On 23 July 1923, after deliberation on "the Indian question", the Cabinet approved the right of the colonial government in Britain and not the settlers to impose limitations on immigration from India, but it also continued to restrict Indian ownership of land in the so-called White Highlands. Based on the Cabinet decision, Colonial Secretary Victor Cavendish, 9th Duke of Devonshire, issued the "White Paper", which stated:

Primarily, Kenya is an African territory, and His Majesty's Government think it necessary definitely to record their considered opinion that the interests of the African natives must be paramount and that if, and when, those interests and the interests of the immigrant races should conflict, the former should prevail. Obviously the interests of the other communities, European, Indian or Arab, must severally be safeguarded.... But in the administration of Kenya His Majesty's Government regard themselves as exercising a trust on behalf of the African population, and they are unable to delegate or share this trust, the object of which may be defined as the protection and advancement of the native races.
— Victor Cavendish, 9th Duke of Devonshire

==Impact==
The White Paper was intended to serve as a compromise between Indian and European interests, despite its affirmation of African paramountcy. Nevertheless, it allowed for the slow improvement of African conditions, such as the establishment of technical schools for Africans by a 1924 Education Ordinance, as well as the appointment of John Arthur, a Christian missionary, to the Legislative Council to represent African interests.

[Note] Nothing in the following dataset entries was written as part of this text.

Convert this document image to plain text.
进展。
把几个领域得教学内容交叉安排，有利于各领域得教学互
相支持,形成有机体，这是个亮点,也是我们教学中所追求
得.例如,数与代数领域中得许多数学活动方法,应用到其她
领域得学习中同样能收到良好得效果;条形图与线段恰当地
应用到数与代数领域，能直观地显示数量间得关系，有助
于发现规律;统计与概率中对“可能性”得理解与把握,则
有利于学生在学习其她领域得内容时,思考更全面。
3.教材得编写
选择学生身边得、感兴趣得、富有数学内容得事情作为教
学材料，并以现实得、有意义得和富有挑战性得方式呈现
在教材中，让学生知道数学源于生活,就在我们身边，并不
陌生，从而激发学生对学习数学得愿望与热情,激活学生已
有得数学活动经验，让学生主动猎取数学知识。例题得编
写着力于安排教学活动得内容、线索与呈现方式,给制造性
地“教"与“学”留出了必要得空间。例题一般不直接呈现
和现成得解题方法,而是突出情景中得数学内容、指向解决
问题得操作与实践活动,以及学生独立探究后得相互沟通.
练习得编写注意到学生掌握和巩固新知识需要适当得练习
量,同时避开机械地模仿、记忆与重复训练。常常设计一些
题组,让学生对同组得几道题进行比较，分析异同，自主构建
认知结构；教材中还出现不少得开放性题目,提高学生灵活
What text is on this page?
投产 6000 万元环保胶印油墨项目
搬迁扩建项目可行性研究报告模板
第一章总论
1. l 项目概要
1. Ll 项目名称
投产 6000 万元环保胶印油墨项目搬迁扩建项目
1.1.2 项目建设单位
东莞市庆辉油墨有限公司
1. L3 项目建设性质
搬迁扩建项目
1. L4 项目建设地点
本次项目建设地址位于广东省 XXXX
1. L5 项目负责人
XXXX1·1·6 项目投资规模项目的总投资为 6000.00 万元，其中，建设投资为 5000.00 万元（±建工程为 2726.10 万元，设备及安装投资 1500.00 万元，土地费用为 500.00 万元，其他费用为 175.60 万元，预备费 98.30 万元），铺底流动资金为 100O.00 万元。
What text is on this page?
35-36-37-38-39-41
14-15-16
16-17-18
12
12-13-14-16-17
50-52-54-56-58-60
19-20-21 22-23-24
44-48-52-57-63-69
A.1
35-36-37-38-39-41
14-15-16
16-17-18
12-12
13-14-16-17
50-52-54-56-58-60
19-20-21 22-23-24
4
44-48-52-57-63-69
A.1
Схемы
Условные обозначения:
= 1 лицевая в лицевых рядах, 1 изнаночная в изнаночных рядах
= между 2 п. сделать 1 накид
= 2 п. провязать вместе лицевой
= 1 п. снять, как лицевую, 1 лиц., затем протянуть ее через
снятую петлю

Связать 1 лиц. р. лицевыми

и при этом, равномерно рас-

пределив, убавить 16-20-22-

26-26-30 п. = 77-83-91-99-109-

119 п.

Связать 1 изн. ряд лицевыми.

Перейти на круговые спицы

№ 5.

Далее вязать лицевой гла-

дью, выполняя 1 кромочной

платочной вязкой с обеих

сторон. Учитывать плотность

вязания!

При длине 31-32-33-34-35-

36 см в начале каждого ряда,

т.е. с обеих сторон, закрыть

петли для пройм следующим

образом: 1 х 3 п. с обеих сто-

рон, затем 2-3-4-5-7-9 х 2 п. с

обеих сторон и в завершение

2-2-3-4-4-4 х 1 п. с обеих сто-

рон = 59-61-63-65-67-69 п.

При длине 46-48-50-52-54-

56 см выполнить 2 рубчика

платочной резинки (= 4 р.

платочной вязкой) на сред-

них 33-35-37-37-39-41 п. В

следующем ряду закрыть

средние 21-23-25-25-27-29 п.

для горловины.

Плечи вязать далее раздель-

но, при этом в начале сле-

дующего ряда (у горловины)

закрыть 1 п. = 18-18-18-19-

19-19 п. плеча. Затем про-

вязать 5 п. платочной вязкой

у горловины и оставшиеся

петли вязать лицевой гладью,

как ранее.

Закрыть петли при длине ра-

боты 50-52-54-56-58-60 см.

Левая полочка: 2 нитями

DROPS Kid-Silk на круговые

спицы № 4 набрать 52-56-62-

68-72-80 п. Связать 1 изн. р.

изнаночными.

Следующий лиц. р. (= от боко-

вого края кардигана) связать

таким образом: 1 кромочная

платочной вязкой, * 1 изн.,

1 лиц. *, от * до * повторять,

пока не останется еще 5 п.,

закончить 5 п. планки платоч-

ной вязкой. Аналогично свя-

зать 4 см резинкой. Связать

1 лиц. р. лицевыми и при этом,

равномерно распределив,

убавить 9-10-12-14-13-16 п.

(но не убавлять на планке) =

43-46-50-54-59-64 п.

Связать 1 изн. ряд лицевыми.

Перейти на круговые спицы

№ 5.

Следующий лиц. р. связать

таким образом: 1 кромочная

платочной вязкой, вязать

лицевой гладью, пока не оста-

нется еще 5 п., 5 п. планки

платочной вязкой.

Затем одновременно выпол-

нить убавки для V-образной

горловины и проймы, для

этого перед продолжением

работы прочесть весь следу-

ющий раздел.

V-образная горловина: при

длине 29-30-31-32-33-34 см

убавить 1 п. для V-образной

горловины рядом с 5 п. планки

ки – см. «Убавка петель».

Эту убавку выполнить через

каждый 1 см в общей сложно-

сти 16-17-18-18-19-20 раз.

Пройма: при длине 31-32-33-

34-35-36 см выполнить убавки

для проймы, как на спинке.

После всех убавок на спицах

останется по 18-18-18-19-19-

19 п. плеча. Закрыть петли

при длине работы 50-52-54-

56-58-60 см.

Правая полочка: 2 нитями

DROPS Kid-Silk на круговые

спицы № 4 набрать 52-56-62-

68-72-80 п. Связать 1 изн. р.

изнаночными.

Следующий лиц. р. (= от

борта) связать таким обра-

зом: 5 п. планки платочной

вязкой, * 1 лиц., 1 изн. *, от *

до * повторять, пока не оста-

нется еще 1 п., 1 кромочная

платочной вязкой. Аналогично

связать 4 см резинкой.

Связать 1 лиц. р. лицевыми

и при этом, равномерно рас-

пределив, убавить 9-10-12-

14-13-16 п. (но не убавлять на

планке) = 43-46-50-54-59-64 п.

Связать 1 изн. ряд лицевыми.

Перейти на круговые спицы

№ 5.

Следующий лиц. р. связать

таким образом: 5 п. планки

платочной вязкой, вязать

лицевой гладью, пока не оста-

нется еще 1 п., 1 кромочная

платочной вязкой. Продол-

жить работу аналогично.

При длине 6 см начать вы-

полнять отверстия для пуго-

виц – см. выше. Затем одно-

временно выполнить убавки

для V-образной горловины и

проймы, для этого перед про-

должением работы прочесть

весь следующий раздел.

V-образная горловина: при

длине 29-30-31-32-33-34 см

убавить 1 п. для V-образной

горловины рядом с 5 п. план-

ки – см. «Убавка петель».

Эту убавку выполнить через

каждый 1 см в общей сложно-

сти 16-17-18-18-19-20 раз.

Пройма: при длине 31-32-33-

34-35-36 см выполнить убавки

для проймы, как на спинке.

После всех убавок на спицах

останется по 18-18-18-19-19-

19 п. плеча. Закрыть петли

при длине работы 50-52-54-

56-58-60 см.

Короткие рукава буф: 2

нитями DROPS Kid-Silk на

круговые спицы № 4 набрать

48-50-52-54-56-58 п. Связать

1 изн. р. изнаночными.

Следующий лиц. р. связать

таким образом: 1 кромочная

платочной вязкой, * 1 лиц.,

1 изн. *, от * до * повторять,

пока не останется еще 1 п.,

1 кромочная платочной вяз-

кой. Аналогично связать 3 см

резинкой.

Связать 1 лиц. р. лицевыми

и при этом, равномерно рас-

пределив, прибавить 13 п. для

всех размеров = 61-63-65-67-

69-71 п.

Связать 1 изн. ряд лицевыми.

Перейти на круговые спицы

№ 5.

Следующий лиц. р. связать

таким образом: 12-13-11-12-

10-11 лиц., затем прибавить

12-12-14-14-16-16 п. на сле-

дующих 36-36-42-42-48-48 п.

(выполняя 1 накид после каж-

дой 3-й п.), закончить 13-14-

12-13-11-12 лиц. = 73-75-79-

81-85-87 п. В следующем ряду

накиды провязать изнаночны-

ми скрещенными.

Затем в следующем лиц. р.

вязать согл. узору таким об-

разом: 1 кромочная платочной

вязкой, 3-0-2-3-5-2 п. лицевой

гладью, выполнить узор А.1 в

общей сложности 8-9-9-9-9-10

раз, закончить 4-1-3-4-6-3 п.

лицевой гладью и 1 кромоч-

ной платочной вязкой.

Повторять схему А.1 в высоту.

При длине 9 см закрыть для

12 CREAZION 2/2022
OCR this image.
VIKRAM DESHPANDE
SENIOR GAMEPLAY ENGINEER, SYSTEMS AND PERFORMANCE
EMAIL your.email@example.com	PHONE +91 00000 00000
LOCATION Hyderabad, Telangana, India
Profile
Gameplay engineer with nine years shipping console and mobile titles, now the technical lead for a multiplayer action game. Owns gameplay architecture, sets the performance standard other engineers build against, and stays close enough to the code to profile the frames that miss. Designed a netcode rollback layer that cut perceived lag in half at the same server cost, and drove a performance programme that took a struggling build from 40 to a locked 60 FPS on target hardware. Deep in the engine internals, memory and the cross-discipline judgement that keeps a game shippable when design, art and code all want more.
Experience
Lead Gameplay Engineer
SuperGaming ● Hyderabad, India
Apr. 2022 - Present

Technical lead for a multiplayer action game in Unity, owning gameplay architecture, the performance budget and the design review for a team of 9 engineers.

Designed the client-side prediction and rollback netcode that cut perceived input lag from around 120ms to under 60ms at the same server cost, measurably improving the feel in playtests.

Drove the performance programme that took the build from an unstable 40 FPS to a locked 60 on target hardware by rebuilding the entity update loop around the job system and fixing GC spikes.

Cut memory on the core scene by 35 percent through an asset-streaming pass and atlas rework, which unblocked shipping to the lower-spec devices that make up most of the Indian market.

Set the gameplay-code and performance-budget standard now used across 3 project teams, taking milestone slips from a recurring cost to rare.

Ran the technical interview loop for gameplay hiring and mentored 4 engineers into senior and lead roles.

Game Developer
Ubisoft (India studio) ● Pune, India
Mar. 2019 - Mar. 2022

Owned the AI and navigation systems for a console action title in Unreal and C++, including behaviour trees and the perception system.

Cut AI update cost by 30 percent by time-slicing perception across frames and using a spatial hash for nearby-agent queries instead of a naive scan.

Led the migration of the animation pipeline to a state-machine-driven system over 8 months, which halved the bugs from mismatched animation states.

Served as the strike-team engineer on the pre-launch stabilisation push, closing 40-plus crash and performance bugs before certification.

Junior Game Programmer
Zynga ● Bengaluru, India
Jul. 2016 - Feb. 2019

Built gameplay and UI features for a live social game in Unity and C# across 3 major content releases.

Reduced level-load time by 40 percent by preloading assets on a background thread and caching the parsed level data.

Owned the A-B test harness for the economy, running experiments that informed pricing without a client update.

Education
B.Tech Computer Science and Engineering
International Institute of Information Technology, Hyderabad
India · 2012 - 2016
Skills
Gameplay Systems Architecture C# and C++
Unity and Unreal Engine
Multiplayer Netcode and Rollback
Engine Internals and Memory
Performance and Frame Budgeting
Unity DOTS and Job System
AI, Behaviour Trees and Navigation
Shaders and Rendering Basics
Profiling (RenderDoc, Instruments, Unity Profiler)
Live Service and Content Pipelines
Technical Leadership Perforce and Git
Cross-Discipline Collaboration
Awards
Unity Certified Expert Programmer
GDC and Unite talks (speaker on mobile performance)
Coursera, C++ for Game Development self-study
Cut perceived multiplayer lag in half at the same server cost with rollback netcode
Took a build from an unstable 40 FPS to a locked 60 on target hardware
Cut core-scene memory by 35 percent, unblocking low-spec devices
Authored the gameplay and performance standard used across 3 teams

The White Paper also allowed for the formation of an African party, the Kikuyu Central Association, which presented African grievances to the colonial government.

Although Indians were prevented from settling in the White Highlands, they were granted five seats on the Legislative Council, and restrictions on their immigration, which had been imposed on them by the white settlers, were removed.

The White Paper was used by the British government to retain control over the Kenya Colony and is cited as one reason for Kenya not developing as a country ruled by the white minority, as occurred in South Africa and Southern Rhodesia.